ONLYOFFICE Docs 9.3 released: enhanced PDF Editor and more signature options, multipage view for documents, Solver in sheets, GIF playback in presentation slideshow mode, AI-powered updates, and more
ONLYOFFICE Docs 9.3 released

Using the Admin Panel for ONLYOFFICE Docs

Overview

Starting from version 9.1, the ONLYOFFICE Admin Panel provides a secure web interface for managing server configuration and monitoring. This guide explains how to set up and use the authentication system.

Initial setup

By default, the Admin Panel is disabled. Follow the http://example.com/welcome page instructions to start it.

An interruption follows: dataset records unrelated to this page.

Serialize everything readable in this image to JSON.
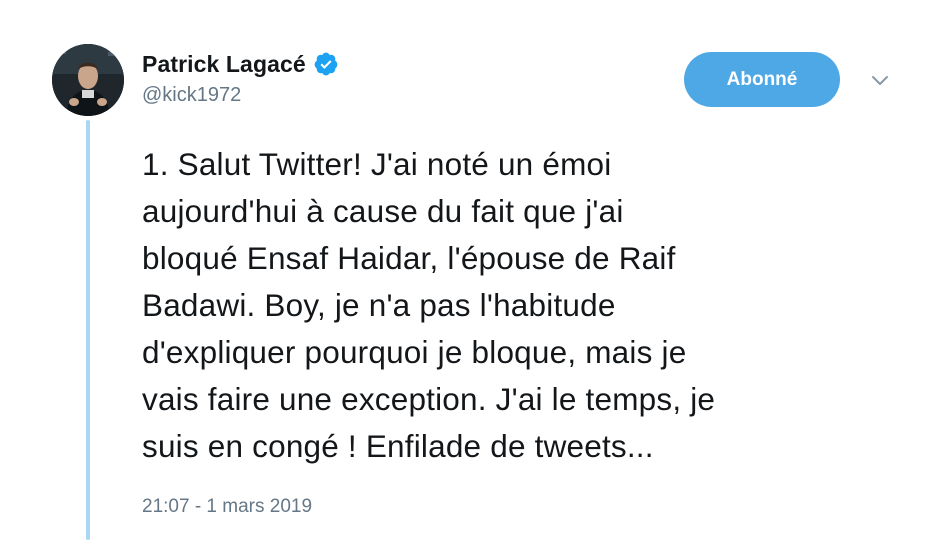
{
  "tweet": {
    "author": {
      "display_name": "Patrick Lagacé",
      "handle": "@kick1972",
      "verified": true,
      "avatar_icon": "profile-photo"
    },
    "follow_button_label": "Abonné",
    "menu_icon": "chevron-down-icon",
    "text_lines": [
      "1. Salut Twitter! J'ai noté un émoi",
      "aujourd'hui à cause du fait que j'ai",
      "bloqué Ensaf Haidar, l'épouse de Raif",
      "Badawi. Boy, je n'a pas l'habitude",
      "d'expliquer pourquoi je bloque, mais je",
      "vais faire une exception. J'ai le temps, je",
      "suis en congé ! Enfilade de tweets..."
    ],
    "timestamp": "21:07 - 1 mars 2019"
  },
  "colors": {
    "accent": "#4fa8e6",
    "thread_line": "#a9d7f4",
    "verified": "#1da1f2",
    "secondary_text": "#657786",
    "primary_text": "#14171a"
  }
}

The example.com is the name of the server with the ONLYOFFICE Docs installed.

First-time installation

When you start the Admin Panel for the first time, it requires an initial setup:

  1. Start the Admin Panel server.

    • The server automatically detects that no admin password is configured.
    • A bootstrap code will be generated and displayed in the server logs.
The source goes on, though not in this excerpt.